Bergen, with a script of his own composing that he will follow no matter how inappropriate or cheesy, ignores Angela’s admission of guilt and bellows, “How do you explain this?”
With a refined slap that reminds Angela of a bad Hollywood mob movie, Bergen throws down a crinkled paper to the table. Angela peers down and, at once, recognizes the forum thread she posted only yesterday with the response from Wolf Road copied from the Scribophile forums.
Angela B. Chrysler: Is it sadistic of me to order custom made stress balls with my MC’s name on them so I can squeeze his balls when he pisses me off?
Wolf Road: Procure a Glock 18 from your imagination. Put it in the glove box of your car and lock it. Tell him you are taking him out for a ride to look at the nice sunset because you want to spend quality time with him. Smile a lot and make small talk. It will not be as hard as you think. Maybe give him a cold beer.
Take him out of town some place quiet then execute him. Drive off before he reanimates and make sure you take his shoes with you. Let him walk and try to hitch back through sheets of horizontal rain for ten or so hours barefoot with a hole in his forehead.
I guarantee he will be more compliant and stop giving you a hard time when he shows up. He’ll be glad to see you. Run him a warm bath with lots of suds and smelly stuff. Put a fluffy towel out. If you’re still pissed at him, you can wire the bath to the mains and electrocute him.
Unease settles into Angela’s stomach. No character should ever know the fate their writers have planned for them. And besides, a rogue character was no laughing matter. She had to resolve this and fast. Mustering her best innocent face she saw in a movie once, Angela peers up from the table.
“So, does this means you won’t be joining me for a quiet ride through the woods?”
Bergen narrows his black eyes into perfect slits. Angela was loosing her cool.
“Don’t you scowl at me. I gave you that scowl! How dare you use it against me!”
“If this post were the only issue, I might have forgiven you this endeavor,” Bergen says leaning over the table so that his face is only inches from Angela’s. She purses her lips because it seems the appropriate thing to do at this time. “But then, this morning,” Bergen continues, “I found these!”
With a series of slaps much like the first, only more, Bergen throws down the twenty or so 2×3 index cards marred with Angela’s writing. Her own hand betrays her and she gulps dramatically.

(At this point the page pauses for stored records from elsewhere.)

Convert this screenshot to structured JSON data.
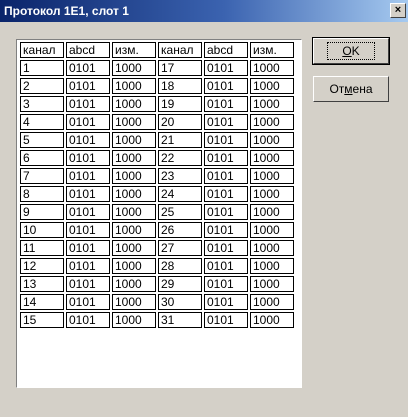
{
  "window": {
    "title": "Протокол 1E1, слот 1",
    "close_glyph": "×"
  },
  "buttons": {
    "ok_pre": "",
    "ok_mnemonic": "O",
    "ok_post": "K",
    "cancel_pre": "От",
    "cancel_mnemonic": "м",
    "cancel_post": "ена"
  },
  "table": {
    "headers": [
      "канал",
      "abcd",
      "изм.",
      "канал",
      "abcd",
      "изм."
    ],
    "rows": [
      [
        "1",
        "0101",
        "1000",
        "17",
        "0101",
        "1000"
      ],
      [
        "2",
        "0101",
        "1000",
        "18",
        "0101",
        "1000"
      ],
      [
        "3",
        "0101",
        "1000",
        "19",
        "0101",
        "1000"
      ],
      [
        "4",
        "0101",
        "1000",
        "20",
        "0101",
        "1000"
      ],
      [
        "5",
        "0101",
        "1000",
        "21",
        "0101",
        "1000"
      ],
      [
        "6",
        "0101",
        "1000",
        "22",
        "0101",
        "1000"
      ],
      [
        "7",
        "0101",
        "1000",
        "23",
        "0101",
        "1000"
      ],
      [
        "8",
        "0101",
        "1000",
        "24",
        "0101",
        "1000"
      ],
      [
        "9",
        "0101",
        "1000",
        "25",
        "0101",
        "1000"
      ],
      [
        "10",
        "0101",
        "1000",
        "26",
        "0101",
        "1000"
      ],
      [
        "11",
        "0101",
        "1000",
        "27",
        "0101",
        "1000"
      ],
      [
        "12",
        "0101",
        "1000",
        "28",
        "0101",
        "1000"
      ],
      [
        "13",
        "0101",
        "1000",
        "29",
        "0101",
        "1000"
      ],
      [
        "14",
        "0101",
        "1000",
        "30",
        "0101",
        "1000"
      ],
      [
        "15",
        "0101",
        "1000",
        "31",
        "0101",
        "1000"
      ]
    ]
  }
}
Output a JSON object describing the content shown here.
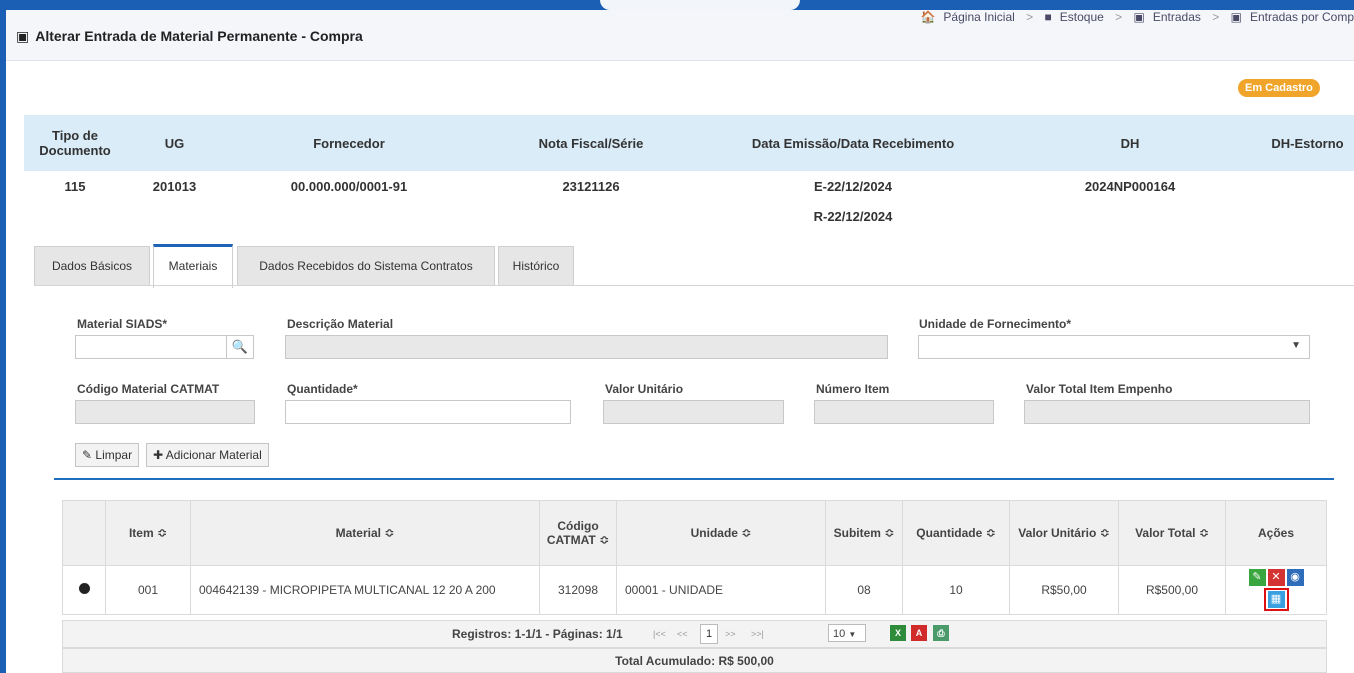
{
  "header": {
    "title": "Alterar Entrada de Material Permanente - Compra",
    "breadcrumbs": [
      "Página Inicial",
      "Estoque",
      "Entradas",
      "Entradas por Comp"
    ]
  },
  "status_badge": "Em Cadastro",
  "summary": {
    "headers": [
      "Tipo de Documento",
      "UG",
      "Fornecedor",
      "Nota Fiscal/Série",
      "Data Emissão/Data Recebimento",
      "DH",
      "DH-Estorno"
    ],
    "row": [
      "115",
      "201013",
      "00.000.000/0001-91",
      "23121126",
      "E-22/12/2024",
      "2024NP000164",
      ""
    ],
    "data_recebimento": "R-22/12/2024"
  },
  "tabs": [
    {
      "label": "Dados Básicos",
      "active": false
    },
    {
      "label": "Materiais",
      "active": true
    },
    {
      "label": "Dados Recebidos do Sistema Contratos",
      "active": false
    },
    {
      "label": "Histórico",
      "active": false
    }
  ],
  "form": {
    "material_siads": {
      "label": "Material SIADS*",
      "value": ""
    },
    "descricao": {
      "label": "Descrição Material",
      "value": ""
    },
    "unidade_fornecimento": {
      "label": "Unidade de Fornecimento*",
      "value": ""
    },
    "codigo_catmat": {
      "label": "Código Material CATMAT",
      "value": ""
    },
    "quantidade": {
      "label": "Quantidade*",
      "value": ""
    },
    "valor_unitario": {
      "label": "Valor Unitário",
      "value": ""
    },
    "numero_item": {
      "label": "Número Item",
      "value": ""
    },
    "valor_total_empenho": {
      "label": "Valor Total Item Empenho",
      "value": ""
    }
  },
  "buttons": {
    "limpar": "Limpar",
    "adicionar": "Adicionar Material"
  },
  "grid": {
    "headers": [
      "Item ≎",
      "Material ≎",
      "Código CATMAT ≎",
      "Unidade ≎",
      "Subitem ≎",
      "Quantidade ≎",
      "Valor Unitário ≎",
      "Valor Total ≎",
      "Ações"
    ],
    "rows": [
      {
        "item": "001",
        "material": "004642139 - MICROPIPETA MULTICANAL 12 20 A 200",
        "catmat": "312098",
        "unidade": "00001 - UNIDADE",
        "subitem": "08",
        "quantidade": "10",
        "valor_unitario": "R$50,00",
        "valor_total": "R$500,00"
      }
    ]
  },
  "pager": {
    "text": "Registros: 1-1/1 - Páginas: 1/1",
    "current_page": "1",
    "per_page": "10"
  },
  "total": "Total Acumulado: R$ 500,00",
  "colors": {
    "accent": "#1b5fb4",
    "badge": "#f0a52a",
    "summary_header": "#d9ecf8"
  }
}
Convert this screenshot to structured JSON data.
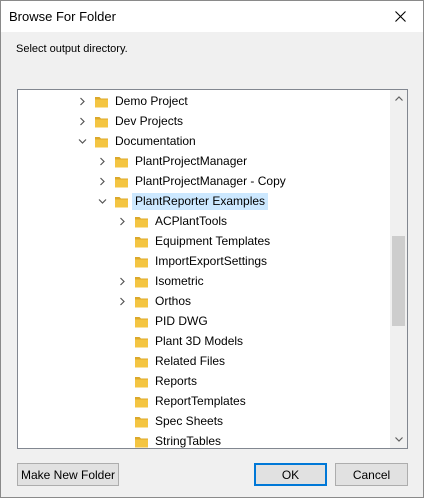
{
  "window": {
    "title": "Browse For Folder",
    "close_icon": "close-icon"
  },
  "instruction": "Select output directory.",
  "tree": {
    "items": [
      {
        "label": "Demo Project",
        "depth": 0,
        "expander": "collapsed"
      },
      {
        "label": "Dev Projects",
        "depth": 0,
        "expander": "collapsed"
      },
      {
        "label": "Documentation",
        "depth": 0,
        "expander": "expanded"
      },
      {
        "label": "PlantProjectManager",
        "depth": 1,
        "expander": "collapsed"
      },
      {
        "label": "PlantProjectManager - Copy",
        "depth": 1,
        "expander": "collapsed"
      },
      {
        "label": "PlantReporter Examples",
        "depth": 1,
        "expander": "expanded",
        "selected": true
      },
      {
        "label": "ACPlantTools",
        "depth": 2,
        "expander": "collapsed"
      },
      {
        "label": "Equipment Templates",
        "depth": 2,
        "expander": "none"
      },
      {
        "label": "ImportExportSettings",
        "depth": 2,
        "expander": "none"
      },
      {
        "label": "Isometric",
        "depth": 2,
        "expander": "collapsed"
      },
      {
        "label": "Orthos",
        "depth": 2,
        "expander": "collapsed"
      },
      {
        "label": "PID DWG",
        "depth": 2,
        "expander": "none"
      },
      {
        "label": "Plant 3D Models",
        "depth": 2,
        "expander": "none"
      },
      {
        "label": "Related Files",
        "depth": 2,
        "expander": "none"
      },
      {
        "label": "Reports",
        "depth": 2,
        "expander": "none"
      },
      {
        "label": "ReportTemplates",
        "depth": 2,
        "expander": "none"
      },
      {
        "label": "Spec Sheets",
        "depth": 2,
        "expander": "none"
      },
      {
        "label": "StringTables",
        "depth": 2,
        "expander": "none"
      }
    ],
    "scroll_position": 0.55
  },
  "buttons": {
    "new_folder": "Make New Folder",
    "ok": "OK",
    "cancel": "Cancel"
  },
  "colors": {
    "folder": "#f4c542",
    "folder_dark": "#dca92c",
    "selection": "#cce8ff",
    "default_button_border": "#0078d7"
  }
}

“What are you doing with my outline?” she asks.
“What are you doing with me?”
For a moment, they exchange looks that lead to a stare off. After many more moments, Angela raises her nose to the air and stares into the distance. “I’m writing a novella.”
“About me.”
“Well of course its about you! Now untie me so I can get back to work!”
Bergen doesn’t move. He sits and stares and assesses, unsure whether or not he can trust the writer. Just as he realizes he’s thinking in omniscient, Angela points out that this whole thing is really in her head, so its not omniscient at all seeing as how she’s writing about herself and this isn’t really head hopping at all.
Bergen shrugs in agreement, for now, but will he untie her? That has yet to be foreseen because…in all honesty, the writer is out of ideas. So they sit and stare and procure many adverbs between them instead.